Watches as an "asset class"
Should you buy watches as an investment or is it simply speculation?
Many a conversation on this topic has led to a debate about basic nomenclature... so we shall start with definitions. Then we can talk about the parallels with the art world, the psychology of buying watches as an investment (or speculation), and then round off with some concluding thoughts on the matter.
This is likely the first question a person asks when they find themselves with excess cash to put into some sort of vehicle, with the expectation of growing that money over time. Asset allocation refers to how you split your investment across different types of assets. On a basic level, that means deciding the proportions and distribution of your investment among the various options such as stocks, bonds, real estate and other such 'traditional' investments... but also includes the more exotic options like cryptocurrency, fine art, or even watches... more that the final one later.
Investment vs. Speculation
Now rather than trying to reinvent the wheel with definitions, I will refer to Investopedia which summarises it as follows:
The main difference between speculating and investing is the amount of risk involved.
Investors try to generate a satisfactory return on their capital by taking on an average or below-average amount of risk.
Speculators are seeking to make abnormally high returns from bets that can go one way or the other.

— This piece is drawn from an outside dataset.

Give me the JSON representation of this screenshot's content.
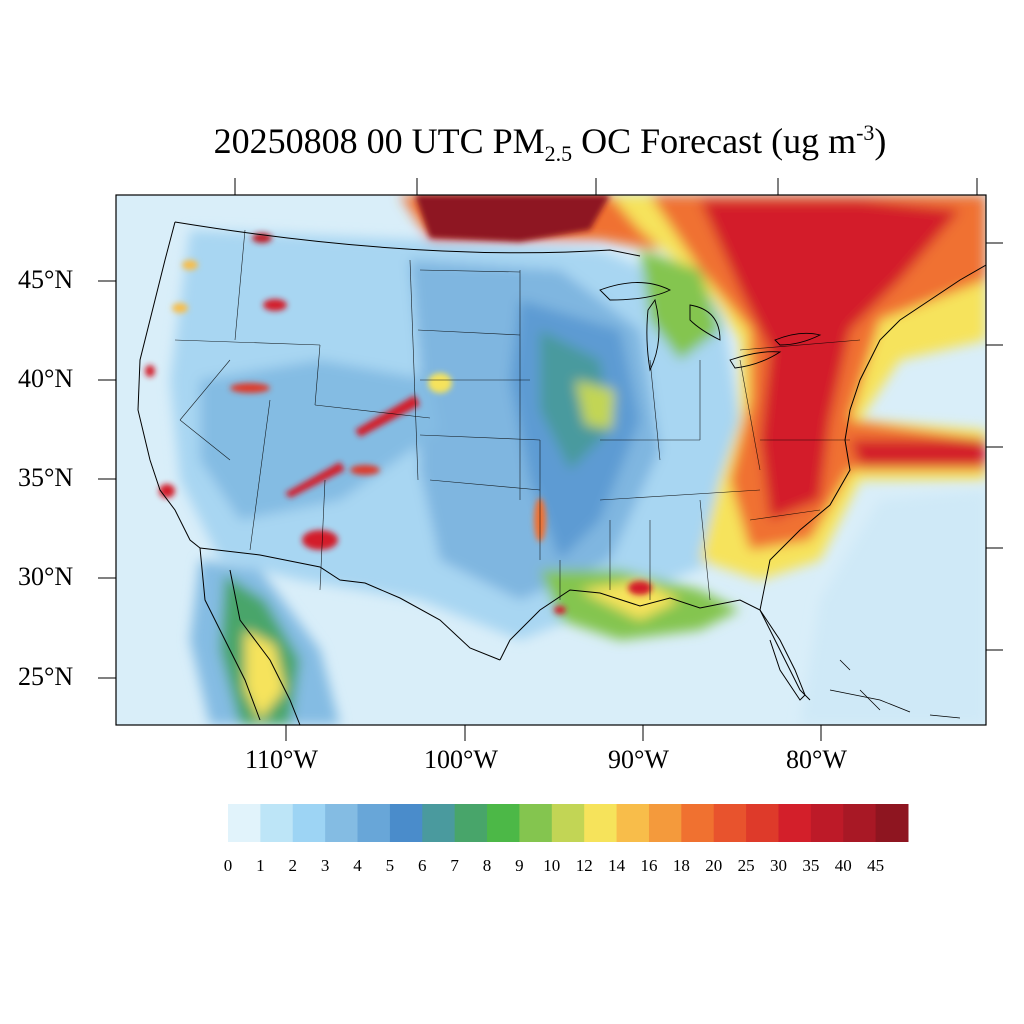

Speculative traders often utilize futures, options, and short selling trading strategies.
As discussed previously with Todd Levin, the issue with watches, is that you can't attribute any inherent underlying value to the piece. When buying a share in Amazon, you can break down its valuation into all the relevant components such as buildings, prime subscriber revenue and so on... thus making you able to calculate the “present value of future cash flows” - you can then take a view on the future growth opportunities to decide what the share is worth, and buy or sell it accordingly; simplified, but that's the general idea with investing.
What is a Rolex Daytona worth? If you buy one at retail, you can double your money (or more) the moment you leave the store - but there is no underlying rationale for this. Supply isn't a problem, as the watches are readily available - people often cite 'hype' as the reason... ok fair enough. How do you quantify 'hype' and how does one feel certain that this 'hype' will sustain itself into perpetuity? I am not saying it will, or it won't - merely highlighting how speculative it is, solely because there is no quantifiable driver for it.